Laissons parler Jackson : « "Blues Run The Game" ne ma pas pris longtemps, je l’avais écrite sur le bateau qui m’emmenait en Angleterre. "Don’t Look Back" est inspiré par un meurtre dans le sud, le meurtrier était libre, le meurtrier était blanc, la victime noire, souvenez-vous que dans les années 60 il y avait beaucoup d’injustice en Alabama, c’est une chanson sur les rapports entre blancs et noirs. C’est ma seule "protest song". "Kimbie" est une chanson traditionnelle, que j’ai entendue beaucoup quand je voyageais au Canada, j’ai décidé de l’inclure sur mon album, "Yellow Walls" évoque une vieille maison où je vivais non loin de Buffalo. La chanson parle de mon départ de cette maison pour les grandes villes et leurs lumières colorées. Al Stewart joue sur le titre. Il n’a jamais été crédité, j’en ai bien peur, mais c’est bien lui qui joue dans le fond. "Here Come The Blues" est une jolie tentative d’écrire une chanson de blues classique. Elle a quelques bons changements d’accords. J’ai toujours aimé "Milk And Honey" mais je sais que la version de Sandy Denny, est beaucoup plus belle. "My Name Is Carnival" est le titre d’on je suis le plus fier.
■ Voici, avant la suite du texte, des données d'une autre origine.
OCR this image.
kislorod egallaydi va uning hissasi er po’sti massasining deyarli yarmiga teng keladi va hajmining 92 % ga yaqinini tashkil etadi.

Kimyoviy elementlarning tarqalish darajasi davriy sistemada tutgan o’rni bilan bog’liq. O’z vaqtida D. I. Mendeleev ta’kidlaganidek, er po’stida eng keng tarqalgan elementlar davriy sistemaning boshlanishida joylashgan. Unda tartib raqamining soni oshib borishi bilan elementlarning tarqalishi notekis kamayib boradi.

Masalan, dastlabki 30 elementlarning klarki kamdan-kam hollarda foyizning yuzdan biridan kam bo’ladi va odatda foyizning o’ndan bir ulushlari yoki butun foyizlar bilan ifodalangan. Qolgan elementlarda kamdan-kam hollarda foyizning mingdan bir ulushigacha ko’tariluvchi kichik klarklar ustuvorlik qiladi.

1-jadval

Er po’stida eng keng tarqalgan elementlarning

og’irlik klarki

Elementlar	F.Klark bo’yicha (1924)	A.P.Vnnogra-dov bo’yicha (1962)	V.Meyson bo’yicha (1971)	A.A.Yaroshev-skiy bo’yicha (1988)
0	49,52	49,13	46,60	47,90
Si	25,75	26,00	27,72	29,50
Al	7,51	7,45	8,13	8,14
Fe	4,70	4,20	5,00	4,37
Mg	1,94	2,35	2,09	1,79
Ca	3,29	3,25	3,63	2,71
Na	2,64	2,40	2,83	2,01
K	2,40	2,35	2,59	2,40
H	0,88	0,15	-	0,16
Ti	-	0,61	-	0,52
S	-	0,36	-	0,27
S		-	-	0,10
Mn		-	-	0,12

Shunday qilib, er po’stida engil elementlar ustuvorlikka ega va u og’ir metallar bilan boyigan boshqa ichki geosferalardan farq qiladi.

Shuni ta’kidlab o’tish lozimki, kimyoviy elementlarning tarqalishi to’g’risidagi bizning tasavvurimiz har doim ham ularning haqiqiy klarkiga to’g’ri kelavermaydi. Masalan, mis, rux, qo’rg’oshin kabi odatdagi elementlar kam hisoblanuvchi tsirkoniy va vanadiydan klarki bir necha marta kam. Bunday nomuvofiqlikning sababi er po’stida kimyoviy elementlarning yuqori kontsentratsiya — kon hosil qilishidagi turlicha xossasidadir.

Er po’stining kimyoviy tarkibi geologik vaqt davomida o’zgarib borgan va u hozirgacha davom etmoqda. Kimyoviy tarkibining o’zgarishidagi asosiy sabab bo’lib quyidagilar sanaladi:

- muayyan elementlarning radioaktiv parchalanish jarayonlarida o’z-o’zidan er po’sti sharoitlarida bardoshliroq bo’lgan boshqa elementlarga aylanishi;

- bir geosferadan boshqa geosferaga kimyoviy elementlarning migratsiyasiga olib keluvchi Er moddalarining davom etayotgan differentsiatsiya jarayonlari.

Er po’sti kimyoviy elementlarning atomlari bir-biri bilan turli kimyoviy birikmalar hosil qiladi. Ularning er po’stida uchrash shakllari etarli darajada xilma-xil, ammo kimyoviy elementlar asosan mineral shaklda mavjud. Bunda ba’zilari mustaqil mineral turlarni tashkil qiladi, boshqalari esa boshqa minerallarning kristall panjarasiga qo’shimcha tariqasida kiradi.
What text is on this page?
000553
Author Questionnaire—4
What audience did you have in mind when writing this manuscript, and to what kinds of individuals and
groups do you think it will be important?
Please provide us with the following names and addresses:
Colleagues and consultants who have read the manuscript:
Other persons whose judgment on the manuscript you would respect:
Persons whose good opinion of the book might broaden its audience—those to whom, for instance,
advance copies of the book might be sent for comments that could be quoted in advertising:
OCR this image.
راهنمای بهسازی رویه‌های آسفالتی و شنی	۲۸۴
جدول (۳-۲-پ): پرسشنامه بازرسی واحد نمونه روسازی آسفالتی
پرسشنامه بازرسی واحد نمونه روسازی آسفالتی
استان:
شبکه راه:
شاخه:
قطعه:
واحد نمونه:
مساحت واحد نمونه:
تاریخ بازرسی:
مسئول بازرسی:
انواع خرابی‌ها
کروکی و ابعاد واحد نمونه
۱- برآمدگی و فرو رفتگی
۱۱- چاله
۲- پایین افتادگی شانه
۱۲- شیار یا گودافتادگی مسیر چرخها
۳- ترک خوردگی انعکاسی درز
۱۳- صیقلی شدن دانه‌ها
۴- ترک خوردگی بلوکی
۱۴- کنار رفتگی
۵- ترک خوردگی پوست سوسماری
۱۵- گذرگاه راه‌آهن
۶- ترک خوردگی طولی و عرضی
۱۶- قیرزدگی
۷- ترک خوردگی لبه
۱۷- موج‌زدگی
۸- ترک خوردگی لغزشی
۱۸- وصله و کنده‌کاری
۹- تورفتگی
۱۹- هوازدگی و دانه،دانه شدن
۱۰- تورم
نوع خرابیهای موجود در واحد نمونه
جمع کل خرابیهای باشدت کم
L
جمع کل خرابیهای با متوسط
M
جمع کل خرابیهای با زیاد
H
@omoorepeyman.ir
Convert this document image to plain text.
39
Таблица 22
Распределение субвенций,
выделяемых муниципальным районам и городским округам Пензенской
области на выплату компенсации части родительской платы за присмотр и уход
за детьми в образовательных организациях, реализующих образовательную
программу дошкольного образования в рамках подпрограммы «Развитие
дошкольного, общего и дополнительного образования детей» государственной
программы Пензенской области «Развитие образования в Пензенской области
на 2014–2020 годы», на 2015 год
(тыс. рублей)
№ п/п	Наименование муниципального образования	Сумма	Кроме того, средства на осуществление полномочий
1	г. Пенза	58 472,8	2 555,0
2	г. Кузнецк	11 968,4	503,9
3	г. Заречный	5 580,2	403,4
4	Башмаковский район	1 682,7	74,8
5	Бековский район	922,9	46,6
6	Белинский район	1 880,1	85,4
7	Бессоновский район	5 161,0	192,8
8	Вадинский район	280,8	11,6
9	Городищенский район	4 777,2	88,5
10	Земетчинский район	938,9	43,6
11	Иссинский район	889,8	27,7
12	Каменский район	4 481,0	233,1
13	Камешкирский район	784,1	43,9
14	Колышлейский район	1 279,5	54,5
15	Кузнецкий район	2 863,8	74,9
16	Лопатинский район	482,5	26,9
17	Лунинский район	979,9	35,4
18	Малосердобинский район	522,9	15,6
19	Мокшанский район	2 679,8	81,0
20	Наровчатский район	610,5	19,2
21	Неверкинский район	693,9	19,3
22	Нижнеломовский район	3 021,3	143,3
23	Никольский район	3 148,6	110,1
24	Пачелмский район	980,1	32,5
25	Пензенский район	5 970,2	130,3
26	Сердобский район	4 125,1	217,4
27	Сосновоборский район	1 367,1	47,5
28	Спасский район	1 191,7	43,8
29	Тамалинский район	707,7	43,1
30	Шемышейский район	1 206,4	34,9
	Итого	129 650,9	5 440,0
Je suis étonné qu’il n’ait pas été sélectionné comme single : la mélodie est jolie et les lyrics assez intéressants. La chanson parle d’un cirque qui se déplace sans cesse et des sentiments doux-amers que ces déplacements incessants procurent. Ma première tentative de faire une chanson plus sérieuse était "Dialogue", j’ai été très influencé par le folk européen sur ce titre et le texte est très important, c’est aussi ma chanson la plus triste. A l’opposé, "Just Like Anything" est pleine de non-sens. Un peu de soulagement comique après l’austère "Dialogue". La dernière chanson de l’album, "You Never Wanted Me", parle d’une rupture amoureuse. »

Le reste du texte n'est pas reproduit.